Yves Gingras dit toutefois comprendre l’obsession de certaines universités pour les mesures. Beaucoup de projets de recherche internationaux sont des partenariats et les universités d’Europe et d’Asie refusent souvent de collaborer avec les chercheurs d’une université moins bien cotée à l’échelle internationale. « Mais, soyons francs, au Canada, les trois conseils subventionnaires sont nos principaux bailleurs de fonds et ce qui les intéressent, ce n’est pas que votre département soit parmi les 100 premiers au monde dans le domaine, mais plutôt votre CV et votre dossier de recherche. »

Les administrateurs sont aussi fortement tentés de mesurer le rendement individuel. L’utilisation de mesures a d’ailleurs été l’un des grands enjeux à l’origine du débrayage, l’an dernier, des membres de l’association du personnel académique de l’Université du Manitoba (UMFA).

« Finalement, nous avons remporté une victoire en demi-teinte. L’actuelle convention collective ne protège pas tant que cela les membres contre les mesures. Nous avons réussi à y inscrire que l’utilisation de mesures ne peut être le seul critère d’avancement ou d’évaluation du rendement. Mais la démarche en cours dira si notre “victoire” a été déterminante ou pas », explique le président sortant de l’UMFA, Mark Hudson.

Il fait référence au comité composé de trois représentants de l’association et de l’administration respectivement qui se penchera sur la collecte et l’utilisation de mesures de l’impact des recherches dans les processus d’évaluation. Ce comité présentera ses conclusions et ses recommandations, et si la majorité se prononce contre l’utilisation de mesures, la convention collective sera modifiée en ce sens.

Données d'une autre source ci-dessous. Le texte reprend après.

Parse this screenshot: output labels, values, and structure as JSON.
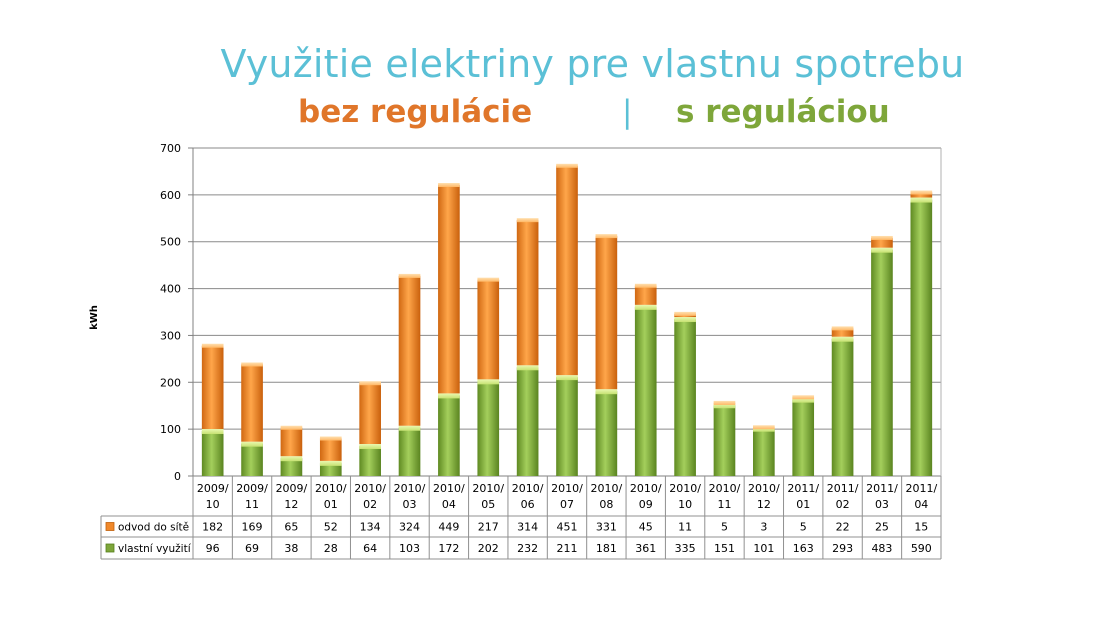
{
  "page": {
    "title": "Využitie elektriny pre vlastnu spotrebu",
    "subtitle_left": "bez regulácie",
    "separator": "|",
    "subtitle_right": "s reguláciou",
    "colors": {
      "title": "#5bc0d6",
      "subtitle_left": "#e0762a",
      "subtitle_right": "#7ea63a"
    }
  },
  "chart_data": {
    "type": "bar",
    "stacked": true,
    "ylabel": "kWh",
    "ylim": [
      0,
      700
    ],
    "yticks": [
      0,
      100,
      200,
      300,
      400,
      500,
      600,
      700
    ],
    "grid": true,
    "categories": [
      [
        "2009/",
        "10"
      ],
      [
        "2009/",
        "11"
      ],
      [
        "2009/",
        "12"
      ],
      [
        "2010/",
        "01"
      ],
      [
        "2010/",
        "02"
      ],
      [
        "2010/",
        "03"
      ],
      [
        "2010/",
        "04"
      ],
      [
        "2010/",
        "05"
      ],
      [
        "2010/",
        "06"
      ],
      [
        "2010/",
        "07"
      ],
      [
        "2010/",
        "08"
      ],
      [
        "2010/",
        "09"
      ],
      [
        "2010/",
        "10"
      ],
      [
        "2010/",
        "11"
      ],
      [
        "2010/",
        "12"
      ],
      [
        "2011/",
        "01"
      ],
      [
        "2011/",
        "02"
      ],
      [
        "2011/",
        "03"
      ],
      [
        "2011/",
        "04"
      ]
    ],
    "series": [
      {
        "name": "vlastní využití",
        "color": "#7ea63a",
        "values": [
          96,
          69,
          38,
          28,
          64,
          103,
          172,
          202,
          232,
          211,
          181,
          361,
          335,
          151,
          101,
          163,
          293,
          483,
          590
        ]
      },
      {
        "name": "odvod do sítě",
        "color": "#f0882a",
        "values": [
          182,
          169,
          65,
          52,
          134,
          324,
          449,
          217,
          314,
          451,
          331,
          45,
          11,
          5,
          3,
          5,
          22,
          25,
          15
        ]
      }
    ],
    "data_table": true,
    "table_row_order": [
      "odvod do sítě",
      "vlastní využití"
    ]
  }
}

« Le comité doit déterminer si les évaluations quantitatives de la recherche posent des risques importants ou non. Nous savons toutefois déjà — grâce à des recherches — qu’il existe un risque de discrimination fondée sur le sexe et la race. Et même si une seule personne était victime de discrimination, l’université ne devrait pas pouvoir utiliser des mesures comme outils d’évaluation de son rendement ou comme critères de promotion. »

Les mesures ont aussi été une source de conflits ailleurs dans le monde académique. En Nouvelle-Zélande, le gouvernement a créé en 2003 un fonds pour la recherche selon les performances, le Performance-Based Research Fund, pour financer la recherche au niveau postsecondaire. Il se sert de mesures pour évaluer chaque chercheur et pour classer les disciplines et les universités.

Depuis, tout va de mal en pis pour le personnel académique, selon la Tertiary Education Union. « Si nous ne fixons pas de limites, le gouvernement continuera de nous évaluer selon des paramètres arbitraires comme les taux de progression et d’achèvement, ce qui déprécie notre système d’éducation tertiaire et notre profession », déclare la présidente du syndicat Sandra Grey.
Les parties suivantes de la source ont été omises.